As a young man, I was a great fan of George F. Will. I read Will and Buckley loyally. While still a teen, I recognized that Will was gifted with both illustration and the literary breadth that lifted those illustrations from history, documentary, philosophy, and fiction. It was as though Will held books to the side of his head and just absorbed them. Anyway, the illustrations effectively illuminated the Will’s points. Conversely, Buckley’s ventures in diction seemed almost designed to challenge, hopefully driving the reader to a dictionary.

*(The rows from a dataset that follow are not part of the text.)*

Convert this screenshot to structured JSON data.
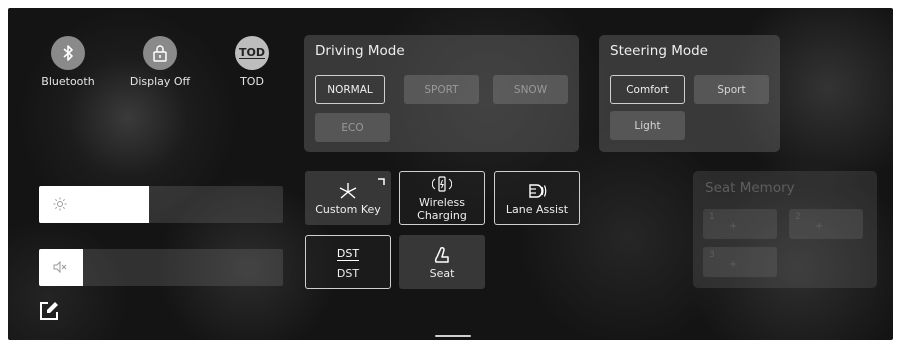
{
  "quick_toggles": {
    "bluetooth": {
      "label": "Bluetooth",
      "icon": "bluetooth-icon"
    },
    "display_off": {
      "label": "Display Off",
      "icon": "lock-icon"
    },
    "tod": {
      "label": "TOD",
      "icon_text": "TOD"
    }
  },
  "driving_mode": {
    "title": "Driving Mode",
    "options": [
      "NORMAL",
      "SPORT",
      "SNOW",
      "ECO"
    ],
    "selected": "NORMAL"
  },
  "steering_mode": {
    "title": "Steering Mode",
    "options": [
      "Comfort",
      "Sport",
      "Light"
    ],
    "selected": "Comfort"
  },
  "tiles": {
    "custom_key": {
      "label": "Custom Key",
      "icon": "asterisk-icon"
    },
    "wireless_charging": {
      "label_line1": "Wireless",
      "label_line2": "Charging",
      "icon": "phone-charging-icon"
    },
    "lane_assist": {
      "label": "Lane Assist",
      "icon": "lane-assist-icon"
    },
    "dst": {
      "label": "DST",
      "icon_text": "DST"
    },
    "seat": {
      "label": "Seat",
      "icon": "seat-icon"
    }
  },
  "sliders": {
    "brightness": {
      "icon": "sun-icon",
      "level": 0.45
    },
    "volume": {
      "icon": "mute-icon",
      "level": 0.18
    }
  },
  "seat_memory": {
    "title": "Seat Memory",
    "slots": [
      {
        "num": "1",
        "symbol": "+"
      },
      {
        "num": "2",
        "symbol": "+"
      },
      {
        "num": "3",
        "symbol": "+"
      }
    ]
  },
  "colors": {
    "background": "#141414",
    "panel": "#6e6e6e",
    "selected_border": "#cfcfcf",
    "text": "#eeeeee"
  }
}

Now approaching seniorhood myself, I am no longer an acolyte of either Will or Buckley, having staked out my own distinctive, if lonely, dispositional claim. Will, though reliably offering a conservative viewpoint, seems often to do so, on a liberal perception. Maybe, having spent his entire adult life in Washington D.C., to expect Will to detail an extraordinary perspective would be on the order of expecting one to pass 30-40 years in Birmingham, Alabama, without it affecting your pronunciation, besides the fact that it would make his comment seem irrelevant to much of the media-saturated public. Still, Will is always the most stimulating of writers in popular culture, provoking an otherwise fading activity: thinking.
Though my feelings are less reflexive about it in the last several years, I’m still certain that considering the direction of China and how we should be disposed to it in the coming years, is critical to any conjecture about how world history will unfold. In the article linked below, Will points out an interesting question regarding what has become almost conventional thinking: is commercial “engagement” and ideological passivity the most constructive treatment of authoritarian China? My sense is that China’s government probably already is suspended between addictions to power and to the wealth of progressive commerce (Marks’s critical realization of “industrialization” before revolution was always an illusion – production of goods and services is a historical process, not a landmark, as an initial machination in production suggested – that’s why Soviet communism dried up and died: commerce was captured and not nourished by competition).
The government will want to feed both of its addictions as long as possible. It will incline to subjugate the rural poor for the same reason: human nature. That’s also the issue in Mann’s question about whether a satisfied commercial class will care. It’s probably a bigger question to ask what is implied by China’s burgeoning under-the-radar Christianity. A Christian conviction that has been refined with persecution, rather than having declined with oxidation.